Конечно, задача этнографов нелегка. При малейшем контакте с современным западным обществом «этнографические» культуры разбиваются, словно стеклянный стакан, так что сегодня их почти уже и не осталось. Такое положение вещей всегда приводило (и приводит до сих пор) к угнетению представителей этих культур, которое становилось еще тяжелее от сопровождавшего его высокомерия. Современные интеллектуалы маниакально чувствительны к высокомерию и потому стараются представить эти исчезнувшие миры в максимально благоприятном свете. Иногда их помощником в этом деле становится наше невежество. Как мы можем критиковать жизнь этих народов внутри их собственной религии? Мы слишком мало об этом знаем, чтобы спорить с ними, когда они изображают жертвы настоящими добровольцами, пылко верующими людьми, которые считают, что, беспрекословно давая себя прирезать, продлевают существование мира.

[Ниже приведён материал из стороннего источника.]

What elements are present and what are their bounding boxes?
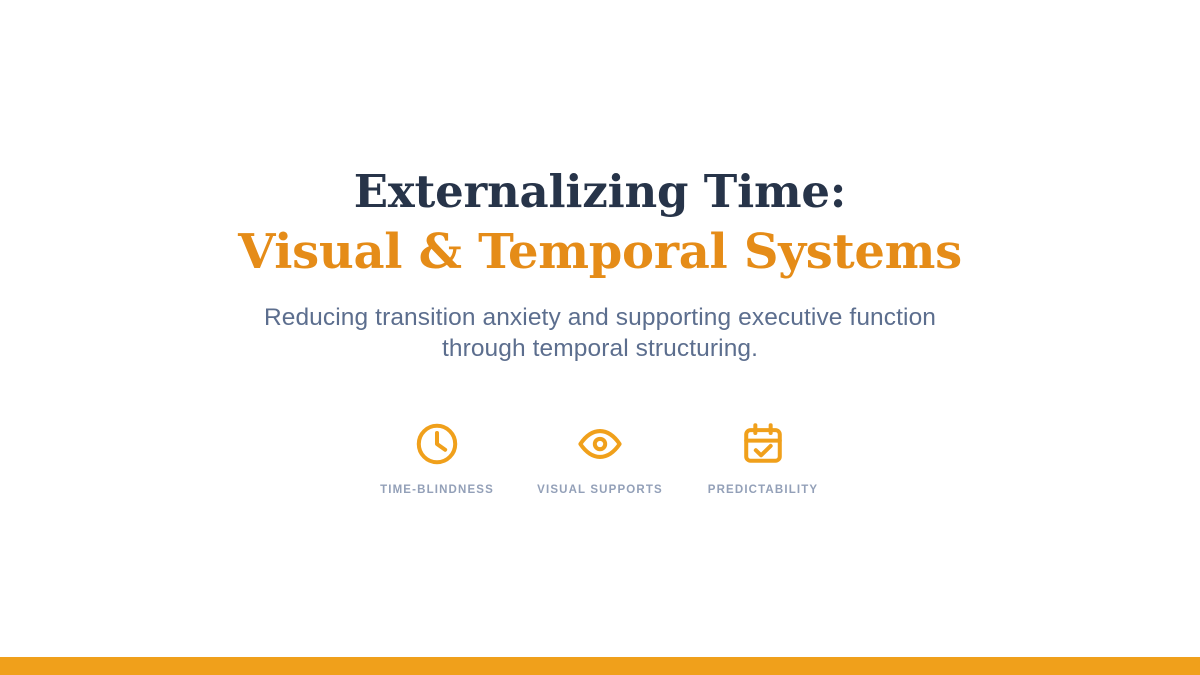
title-line-accent: Visual & Temporal Systems bbox=[238, 222, 962, 282]
subtitle-text: Reducing transition anxiety and supporti… bbox=[220, 302, 980, 364]
slide-content: Externalizing Time: Visual & Temporal Sy… bbox=[0, 0, 1200, 675]
feature-item-predictability: PREDICTABILITY bbox=[682, 420, 845, 496]
feature-item-time-blindness: TIME-BLINDNESS bbox=[356, 420, 519, 496]
title-line-primary: Externalizing Time: bbox=[238, 162, 962, 222]
page-title: Externalizing Time: Visual & Temporal Sy… bbox=[238, 162, 962, 282]
feature-item-visual-supports: VISUAL SUPPORTS bbox=[519, 420, 682, 496]
feature-icon-row: TIME-BLINDNESS VISUAL SUPPORTS bbox=[356, 420, 845, 496]
calendar-check-icon bbox=[739, 420, 787, 468]
bottom-accent-bar bbox=[0, 657, 1200, 675]
clock-icon bbox=[413, 420, 461, 468]
feature-label-time-blindness: TIME-BLINDNESS bbox=[380, 484, 494, 496]
feature-label-visual-supports: VISUAL SUPPORTS bbox=[537, 484, 663, 496]
title-slide: Externalizing Time: Visual & Temporal Sy… bbox=[0, 0, 1200, 675]
feature-label-predictability: PREDICTABILITY bbox=[708, 484, 818, 496]
eye-icon bbox=[576, 420, 624, 468]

Короче говоря, у ацтеков есть идеология жертвоприношения, и наш миф ясно демонстрирует, в чем она заключается. Без жертв мир погрузился бы во тьму и в хаос. Первых жертв недостаточно. В продолжении процитированного пассажа солнце и луна светят на небе, но остаются неподвижны. Чтобы принудить их к движению, нужно сначала принести в жертву богов — всех без исключения, а затем безымянные толпы, этих богов замещающие. Все основано на жертвоприношении.
Разумеется, в мифе о согласной жертве есть «кое-что правдивое», и наш миф хорошо показывает, в чем это «кое-что» заключается. Бог-бахвал переоценивает свои силы; в критический момент он отступает: это отступление предполагает, что не все жертвы были настолько согласны, как это хотелось бы думать нашим этнографам. Текусицтекатль в итоге превозмогает свое малодушие, и разница между его начальными неудачами и финальной решимостью определяется примером его товарища. В этот момент на свет выходит та сила, которая руководит людьми в группе, — имитация, миметизм. Я не упоминал о ней до сих пор, потому что хотел показать максимально простым образом значимость коллективного убийства для мифологии; я не хотел сюда привносить ничего, кроме строго необходимых элементов, а миметизм таким элементом не является. Но теперь я хочу подчеркнуть замечательную роль, которую ему отводит наш миф.